3. Reasonable limits
If you fall for an offer of unlimited or unrealistic bandwidth or disk space for a small price, you can be almost certain that you will be sharing a server with a large number of other sites and none of you can actually use what you purchased. It is much safer to choose a host that provides sufficient space and bandwidth at a decent price to meet your needs with a bit of room to grow, and that makes it easy to upgrade later if you need more.
4. Real hosting “Company”
Make sure that the host you choose is an actual registered company that has been in business at least a few years. It is also best to avoid resellers unless they offer a niche benefit that hosts usually don’t, such as assisting with tasks that normally fall to the webmaster or site owner which actual hosts would normally not support. Another common service provided by resellers might be assistance with SEO (search engine optimization) which can certainly be of use to new webmasters. There really is nothing at all wrong with web hosting resellers, but since they usually have to escalate any admin level issues to the host they resell, the added time for support should be balanced against some benefit that most hosts would not offer.

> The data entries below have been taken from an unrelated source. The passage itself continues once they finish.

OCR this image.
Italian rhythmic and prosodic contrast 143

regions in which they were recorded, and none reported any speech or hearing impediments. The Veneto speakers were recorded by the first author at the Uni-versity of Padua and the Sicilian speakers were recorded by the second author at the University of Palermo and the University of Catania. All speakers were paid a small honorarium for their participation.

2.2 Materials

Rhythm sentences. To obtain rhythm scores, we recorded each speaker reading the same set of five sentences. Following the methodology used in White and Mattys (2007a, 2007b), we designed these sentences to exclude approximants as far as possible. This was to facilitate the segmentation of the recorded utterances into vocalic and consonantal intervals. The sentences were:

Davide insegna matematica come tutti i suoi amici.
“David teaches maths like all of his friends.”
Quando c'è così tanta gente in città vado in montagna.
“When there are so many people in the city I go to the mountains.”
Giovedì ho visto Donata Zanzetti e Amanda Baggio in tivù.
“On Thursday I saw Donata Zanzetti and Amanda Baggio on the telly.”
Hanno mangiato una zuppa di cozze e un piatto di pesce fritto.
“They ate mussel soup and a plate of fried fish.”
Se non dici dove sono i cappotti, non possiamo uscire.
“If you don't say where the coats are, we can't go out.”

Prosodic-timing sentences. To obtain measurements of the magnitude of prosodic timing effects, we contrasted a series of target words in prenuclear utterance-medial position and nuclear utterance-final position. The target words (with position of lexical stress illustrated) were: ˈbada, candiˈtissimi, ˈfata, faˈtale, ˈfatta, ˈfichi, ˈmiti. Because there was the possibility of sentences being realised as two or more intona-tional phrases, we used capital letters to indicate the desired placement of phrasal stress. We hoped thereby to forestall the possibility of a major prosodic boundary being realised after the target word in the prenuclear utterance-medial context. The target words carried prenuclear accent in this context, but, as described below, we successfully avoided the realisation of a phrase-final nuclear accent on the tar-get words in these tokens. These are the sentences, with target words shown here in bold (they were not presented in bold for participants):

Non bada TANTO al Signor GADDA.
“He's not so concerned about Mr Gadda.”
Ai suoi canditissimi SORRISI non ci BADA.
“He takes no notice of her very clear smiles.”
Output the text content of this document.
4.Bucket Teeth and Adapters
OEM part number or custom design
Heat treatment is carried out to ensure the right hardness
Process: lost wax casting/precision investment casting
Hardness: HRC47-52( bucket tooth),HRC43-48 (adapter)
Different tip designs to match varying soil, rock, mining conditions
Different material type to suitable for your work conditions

Make sure that they offer all the basic features you would expect in a host such as mail (POP3/IMAP/SMTP), FTP, database (MySQL / PostgreSQL / MSSQL depending on your preference or need), PHP, CGI, control panel, etc.
Certainly best to make sure they provide secure services as well such as shared or dedicated SSL for your web site and secure version of mail and ftp as any host who doesn’t at least offer the ability for secure methods of interacting with the server is not very likely concerned with security in general. That could mean a compromise of the data on your site or within your emails, extended outages and lost data from a server having to be restored (formatted and reinstalled completely), or even visitors to your site being infected with a virus and blaming you for it.
While these are some of the most important factors in choosing a web host, there are certainly other points which may be of importance to you. Just keep in mind that, like nearly everything else in life, you get what you pay for. While it would be silly to pay $50 per month to host a personal blog, there are far too many $200k+ per year e-commerce businesses complaining about downtime on their $5 per month shared hosting account.